Local tissue growth patterns underlying normal fetal human brain gyrification quantified in utero[28]

Recent development in fetal MRI motion correction and computational image analysis techniques were employed in this study to help with the understanding of the patterns of local tissue growth. These techniques were applied to 40 normal fetal human brains in the period of primary sulcal formation (20–28 gestational weeks). This time period covers a developmental stage from the point at which only few primary sulci have developed until the time at which most of the primary sulci have formed, but before the emergence of secondary sulci on MRI. This developmental period is also important clinically, since the clinical MRI scans are also performed at this gestational age. Therefore it is important to describe the normal growth patterns in this period in order to be able to recognise abnormalities in the formation of sulci and gyri.

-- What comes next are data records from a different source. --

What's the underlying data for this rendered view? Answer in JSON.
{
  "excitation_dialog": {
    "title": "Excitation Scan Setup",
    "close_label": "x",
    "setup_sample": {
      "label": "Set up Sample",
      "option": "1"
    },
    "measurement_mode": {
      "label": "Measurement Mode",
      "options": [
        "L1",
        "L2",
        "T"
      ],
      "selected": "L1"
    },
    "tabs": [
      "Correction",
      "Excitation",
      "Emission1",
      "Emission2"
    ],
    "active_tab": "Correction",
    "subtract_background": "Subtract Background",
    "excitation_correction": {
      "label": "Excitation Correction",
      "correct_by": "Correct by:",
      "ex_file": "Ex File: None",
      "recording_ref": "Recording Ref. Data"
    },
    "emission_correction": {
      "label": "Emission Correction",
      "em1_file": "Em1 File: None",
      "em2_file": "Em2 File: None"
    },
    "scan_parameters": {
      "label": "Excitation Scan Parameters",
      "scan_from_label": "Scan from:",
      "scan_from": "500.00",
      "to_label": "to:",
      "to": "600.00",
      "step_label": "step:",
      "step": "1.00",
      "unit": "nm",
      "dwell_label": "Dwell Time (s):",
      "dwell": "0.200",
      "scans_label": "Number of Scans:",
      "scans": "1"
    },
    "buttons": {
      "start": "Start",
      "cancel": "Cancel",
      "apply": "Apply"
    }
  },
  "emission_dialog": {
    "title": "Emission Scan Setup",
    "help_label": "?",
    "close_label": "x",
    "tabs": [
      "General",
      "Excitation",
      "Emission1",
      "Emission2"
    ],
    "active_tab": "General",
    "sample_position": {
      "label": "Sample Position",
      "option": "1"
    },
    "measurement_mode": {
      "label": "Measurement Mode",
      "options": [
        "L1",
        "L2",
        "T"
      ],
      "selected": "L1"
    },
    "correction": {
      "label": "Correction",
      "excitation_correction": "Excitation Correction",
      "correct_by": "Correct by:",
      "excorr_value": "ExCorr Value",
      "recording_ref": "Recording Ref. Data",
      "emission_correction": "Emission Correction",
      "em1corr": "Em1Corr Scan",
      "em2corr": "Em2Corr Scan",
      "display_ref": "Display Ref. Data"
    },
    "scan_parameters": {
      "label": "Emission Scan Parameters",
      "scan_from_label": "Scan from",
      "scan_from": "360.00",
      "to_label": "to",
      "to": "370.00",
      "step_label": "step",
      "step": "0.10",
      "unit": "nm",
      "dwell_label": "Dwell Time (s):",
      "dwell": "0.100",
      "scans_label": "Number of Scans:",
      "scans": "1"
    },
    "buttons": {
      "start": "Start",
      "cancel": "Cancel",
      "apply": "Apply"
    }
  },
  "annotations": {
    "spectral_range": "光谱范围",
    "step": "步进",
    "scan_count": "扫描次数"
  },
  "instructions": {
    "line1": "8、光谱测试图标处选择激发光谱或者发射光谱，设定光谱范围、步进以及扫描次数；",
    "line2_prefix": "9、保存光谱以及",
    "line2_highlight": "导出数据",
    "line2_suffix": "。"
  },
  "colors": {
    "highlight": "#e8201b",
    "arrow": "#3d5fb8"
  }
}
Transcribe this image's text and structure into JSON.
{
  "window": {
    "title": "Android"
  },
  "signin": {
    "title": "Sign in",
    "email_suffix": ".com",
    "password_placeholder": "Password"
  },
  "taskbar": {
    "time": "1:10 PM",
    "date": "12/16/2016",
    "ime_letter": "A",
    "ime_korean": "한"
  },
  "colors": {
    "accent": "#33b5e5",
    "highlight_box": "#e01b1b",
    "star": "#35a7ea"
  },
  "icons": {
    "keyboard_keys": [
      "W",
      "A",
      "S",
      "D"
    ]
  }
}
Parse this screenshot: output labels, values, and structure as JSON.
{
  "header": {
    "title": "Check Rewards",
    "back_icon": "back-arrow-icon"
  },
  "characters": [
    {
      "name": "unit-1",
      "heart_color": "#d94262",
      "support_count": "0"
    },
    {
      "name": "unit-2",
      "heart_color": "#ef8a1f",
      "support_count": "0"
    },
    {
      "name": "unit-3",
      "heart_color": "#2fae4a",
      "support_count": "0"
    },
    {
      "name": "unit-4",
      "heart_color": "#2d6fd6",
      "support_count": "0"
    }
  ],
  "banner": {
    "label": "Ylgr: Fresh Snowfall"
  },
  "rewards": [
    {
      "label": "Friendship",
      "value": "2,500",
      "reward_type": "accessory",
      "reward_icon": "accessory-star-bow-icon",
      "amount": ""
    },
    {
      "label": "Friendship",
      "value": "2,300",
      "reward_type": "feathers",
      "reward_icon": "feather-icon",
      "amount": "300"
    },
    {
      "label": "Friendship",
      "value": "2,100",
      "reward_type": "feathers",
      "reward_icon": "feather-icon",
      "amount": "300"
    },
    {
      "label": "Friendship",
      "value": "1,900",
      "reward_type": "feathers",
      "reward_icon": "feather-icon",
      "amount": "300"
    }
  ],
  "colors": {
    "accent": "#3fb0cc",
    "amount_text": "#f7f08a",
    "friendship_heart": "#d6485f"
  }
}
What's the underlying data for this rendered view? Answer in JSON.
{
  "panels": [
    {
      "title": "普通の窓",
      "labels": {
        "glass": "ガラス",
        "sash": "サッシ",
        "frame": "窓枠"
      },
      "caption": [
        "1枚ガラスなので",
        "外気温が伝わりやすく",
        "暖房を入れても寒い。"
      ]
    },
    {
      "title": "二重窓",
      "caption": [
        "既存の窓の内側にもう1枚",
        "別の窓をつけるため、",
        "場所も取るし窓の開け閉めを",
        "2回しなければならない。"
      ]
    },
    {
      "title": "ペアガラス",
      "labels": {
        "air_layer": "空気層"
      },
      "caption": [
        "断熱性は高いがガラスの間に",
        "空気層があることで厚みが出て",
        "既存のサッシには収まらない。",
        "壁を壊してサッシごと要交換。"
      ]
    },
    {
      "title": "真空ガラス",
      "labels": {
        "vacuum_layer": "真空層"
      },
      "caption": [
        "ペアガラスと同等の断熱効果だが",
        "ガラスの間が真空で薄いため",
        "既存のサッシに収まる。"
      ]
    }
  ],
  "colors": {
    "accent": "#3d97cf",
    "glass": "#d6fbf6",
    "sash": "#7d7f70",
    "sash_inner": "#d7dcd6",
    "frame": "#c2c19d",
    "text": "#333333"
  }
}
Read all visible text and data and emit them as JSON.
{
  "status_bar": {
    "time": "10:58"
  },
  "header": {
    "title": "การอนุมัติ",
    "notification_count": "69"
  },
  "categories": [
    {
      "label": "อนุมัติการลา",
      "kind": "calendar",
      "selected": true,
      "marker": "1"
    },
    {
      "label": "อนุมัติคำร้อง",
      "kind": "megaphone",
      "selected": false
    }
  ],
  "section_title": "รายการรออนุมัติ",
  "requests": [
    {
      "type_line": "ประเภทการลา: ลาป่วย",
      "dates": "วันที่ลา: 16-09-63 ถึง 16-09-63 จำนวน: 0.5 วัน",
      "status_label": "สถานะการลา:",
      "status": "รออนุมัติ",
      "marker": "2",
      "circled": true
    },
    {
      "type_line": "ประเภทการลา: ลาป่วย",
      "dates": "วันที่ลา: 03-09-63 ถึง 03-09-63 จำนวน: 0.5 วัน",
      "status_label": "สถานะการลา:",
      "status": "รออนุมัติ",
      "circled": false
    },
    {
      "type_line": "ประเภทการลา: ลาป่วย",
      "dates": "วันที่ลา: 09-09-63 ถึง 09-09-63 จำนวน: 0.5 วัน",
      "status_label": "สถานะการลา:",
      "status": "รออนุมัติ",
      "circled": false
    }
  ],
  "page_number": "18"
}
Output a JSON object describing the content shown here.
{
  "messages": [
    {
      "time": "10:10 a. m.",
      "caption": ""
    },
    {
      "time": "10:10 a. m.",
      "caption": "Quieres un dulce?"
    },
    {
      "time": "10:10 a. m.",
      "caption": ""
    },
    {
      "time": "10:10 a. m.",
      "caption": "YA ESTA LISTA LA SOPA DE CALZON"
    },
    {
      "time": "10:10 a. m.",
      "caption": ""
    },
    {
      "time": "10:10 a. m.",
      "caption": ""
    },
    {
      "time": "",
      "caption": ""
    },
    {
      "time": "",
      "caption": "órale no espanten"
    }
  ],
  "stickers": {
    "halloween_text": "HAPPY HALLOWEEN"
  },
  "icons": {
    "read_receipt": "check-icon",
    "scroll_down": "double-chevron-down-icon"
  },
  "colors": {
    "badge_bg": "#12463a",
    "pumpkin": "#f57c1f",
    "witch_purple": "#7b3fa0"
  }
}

Techniques mentioned previously were utilised to quantify tissue locations in order to map the tissues that were expanding with a higher or lower growth rate than the overall cerebral growth rate. It was found that relatively higher growth rates were detected in the formation of precentral and postcentral gyri, right superior temporal gyrus, and opercula whereas slower growth rates were found in the germinal matrix and ventricles. Additionally, analysis of the cortex illustrated greater volume increases in parietal and occipital regions compared to the frontal lobe. It was also found that gyrification was more active after 24 gestational weeks. These maps of the fetal brain were used to create a three-dimensional model of developmental biomarkers with which abnormal development in human brain can be compared.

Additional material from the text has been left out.